The bill's supporters, including primary sponsor, Sen. Frank Murkowski, R-Alaska, agreed the war on this bill was far from over.
"This matter still remains to be resolved by the Senate in this session or at a later time," Murkowski said. "We cannot allow the nuclear industry to strangle on its own waste."
The two Nevada senators on Tuesday morning before the vote sent their fellow senators a letter in a final attempt to circle the wagons.
Later Nevada senators, joined by several allies including Sen. Barbara Boxer, D-Calif., and Richard Durbin, D-Ill., traded volleys with bill supporters in debate prior to the vote.
Clinton has no energy policy and is appeasing environmentalists, Sen. Jesse Helms, R-N.C., said.
"(Environmentalists) are calling the shots, and he is heeding their demands," Helms said.
Transporting nuclear waste across 43 states for years by truck and train will not produce any serious accidents, Sen. Jeff Sessions, R-Ala., argued.

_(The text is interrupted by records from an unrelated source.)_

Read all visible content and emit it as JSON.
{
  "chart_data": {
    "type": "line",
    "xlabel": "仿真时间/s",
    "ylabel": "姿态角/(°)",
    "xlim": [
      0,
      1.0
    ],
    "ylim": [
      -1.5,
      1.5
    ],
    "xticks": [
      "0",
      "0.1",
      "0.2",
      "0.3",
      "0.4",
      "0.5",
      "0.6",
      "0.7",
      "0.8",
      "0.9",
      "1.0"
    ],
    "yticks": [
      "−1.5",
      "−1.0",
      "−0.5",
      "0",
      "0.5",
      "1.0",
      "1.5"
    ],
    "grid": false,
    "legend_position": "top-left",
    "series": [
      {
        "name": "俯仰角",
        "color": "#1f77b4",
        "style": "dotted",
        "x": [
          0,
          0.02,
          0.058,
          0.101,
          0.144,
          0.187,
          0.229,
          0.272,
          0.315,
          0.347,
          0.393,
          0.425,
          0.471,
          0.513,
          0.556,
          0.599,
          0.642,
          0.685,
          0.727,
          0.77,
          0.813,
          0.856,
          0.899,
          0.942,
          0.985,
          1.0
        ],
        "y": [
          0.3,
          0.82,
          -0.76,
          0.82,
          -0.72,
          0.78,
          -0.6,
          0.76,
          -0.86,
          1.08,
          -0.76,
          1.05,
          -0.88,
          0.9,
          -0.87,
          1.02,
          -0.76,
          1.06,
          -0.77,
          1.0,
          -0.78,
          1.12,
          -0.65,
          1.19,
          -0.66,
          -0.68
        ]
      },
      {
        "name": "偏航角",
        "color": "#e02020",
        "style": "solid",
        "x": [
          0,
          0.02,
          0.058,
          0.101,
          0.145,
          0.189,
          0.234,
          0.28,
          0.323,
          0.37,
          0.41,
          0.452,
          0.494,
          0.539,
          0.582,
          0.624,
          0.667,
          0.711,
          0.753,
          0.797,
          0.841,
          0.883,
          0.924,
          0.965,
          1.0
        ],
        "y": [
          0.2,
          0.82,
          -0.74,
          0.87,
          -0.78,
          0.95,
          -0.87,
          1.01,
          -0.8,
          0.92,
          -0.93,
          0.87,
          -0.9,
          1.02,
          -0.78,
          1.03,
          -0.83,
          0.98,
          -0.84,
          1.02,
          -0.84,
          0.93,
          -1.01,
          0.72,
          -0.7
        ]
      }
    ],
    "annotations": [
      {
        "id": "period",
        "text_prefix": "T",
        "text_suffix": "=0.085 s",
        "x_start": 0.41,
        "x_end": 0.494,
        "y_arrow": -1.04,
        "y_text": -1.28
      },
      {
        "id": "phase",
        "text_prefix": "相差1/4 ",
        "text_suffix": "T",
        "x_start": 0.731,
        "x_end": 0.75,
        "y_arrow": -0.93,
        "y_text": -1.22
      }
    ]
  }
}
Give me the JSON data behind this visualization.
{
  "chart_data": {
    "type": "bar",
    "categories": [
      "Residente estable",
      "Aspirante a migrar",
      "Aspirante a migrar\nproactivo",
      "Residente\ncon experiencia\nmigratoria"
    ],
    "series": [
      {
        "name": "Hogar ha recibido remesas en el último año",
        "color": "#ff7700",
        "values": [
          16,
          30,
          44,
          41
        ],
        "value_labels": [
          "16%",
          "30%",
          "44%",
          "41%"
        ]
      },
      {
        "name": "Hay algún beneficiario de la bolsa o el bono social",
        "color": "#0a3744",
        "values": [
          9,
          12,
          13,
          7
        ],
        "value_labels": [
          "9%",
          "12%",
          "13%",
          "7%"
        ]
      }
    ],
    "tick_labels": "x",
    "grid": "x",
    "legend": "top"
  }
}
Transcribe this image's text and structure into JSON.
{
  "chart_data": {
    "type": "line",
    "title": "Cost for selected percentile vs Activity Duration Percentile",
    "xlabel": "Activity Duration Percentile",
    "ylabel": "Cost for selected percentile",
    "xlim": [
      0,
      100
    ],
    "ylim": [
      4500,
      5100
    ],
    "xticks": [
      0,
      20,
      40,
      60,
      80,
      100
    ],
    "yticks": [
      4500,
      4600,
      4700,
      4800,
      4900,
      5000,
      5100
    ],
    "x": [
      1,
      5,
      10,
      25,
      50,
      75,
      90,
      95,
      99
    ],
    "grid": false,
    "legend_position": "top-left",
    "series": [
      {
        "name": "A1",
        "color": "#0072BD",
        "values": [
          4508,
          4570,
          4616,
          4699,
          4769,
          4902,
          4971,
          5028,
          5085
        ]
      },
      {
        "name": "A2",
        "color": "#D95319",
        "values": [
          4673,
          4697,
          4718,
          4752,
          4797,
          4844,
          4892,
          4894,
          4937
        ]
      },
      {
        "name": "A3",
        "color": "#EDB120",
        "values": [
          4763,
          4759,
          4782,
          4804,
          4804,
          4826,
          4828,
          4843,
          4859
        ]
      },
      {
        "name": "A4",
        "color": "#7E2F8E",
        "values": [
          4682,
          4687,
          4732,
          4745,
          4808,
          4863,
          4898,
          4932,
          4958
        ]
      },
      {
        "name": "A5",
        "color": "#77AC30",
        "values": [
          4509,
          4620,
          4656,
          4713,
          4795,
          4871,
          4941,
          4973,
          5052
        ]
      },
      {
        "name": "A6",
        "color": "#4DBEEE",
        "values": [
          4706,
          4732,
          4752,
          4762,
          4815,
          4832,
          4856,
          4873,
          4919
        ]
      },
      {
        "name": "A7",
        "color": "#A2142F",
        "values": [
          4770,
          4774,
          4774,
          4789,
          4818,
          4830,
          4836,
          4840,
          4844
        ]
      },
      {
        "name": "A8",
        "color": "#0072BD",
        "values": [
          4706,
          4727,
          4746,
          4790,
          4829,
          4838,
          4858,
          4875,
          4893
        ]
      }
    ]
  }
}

"It's just not that dangerous to transport it," Sessions said.
A frustrated Sessions said, "We are almost at a point of lunacy if we can't choose a place in the desert of this country, where we had nuclear bombs (tested) on the surface ... and then bury it down in the tunnel, secure in the ground there. We can't do this?"
Murkowski said the U.S. government, which had agreed to haul nuclear waste away from nuclear power plants to Nevada by 1998, was now liable for billions in lawsuits brought by nuclear utilities.
"Put this issue behind us once and for all because if we don't, it will come back again at a greater cost to the taxpayer," Murkowski said.
Bryan stressed scientists have not yet determined that Yucca is a safe place to bury waste and therefore it's foolish to ship waste to Nevada at least three years ahead of schedule.
"Shouldn't we as senators, Democrats and Republicans, from the Northeast to the Southwest, from Seattle to Tampa, say we ought to support health and safety standards?"
Nuclear energy officials vowed "This issue is far from over."
"It is irresponsible for policymakers to leave this important policy issue unresolved when the nation relies so heavily on nuclear energy to power the new economy and improve our air quality today and for future generations," said Joe Colvin, president of the Nuclear Energy Institute, the industry's chief lobbyist.
Nuclear energy accounts for about 20 percent of the nation's electricity, NEI officials say.
Environmental groups praised the Senate.
"The U.S. Senate has once again refused to support the nuclear industry's request for a bailout," said Joan Claybrook, president of Washington-based Public Citizen.
"By not overriding President Clinton's veto of the Yucca Mountain legislation, the schedule for moving deadly nuclear waste from reactors across the country to Nevada will not be recklessly speeded up."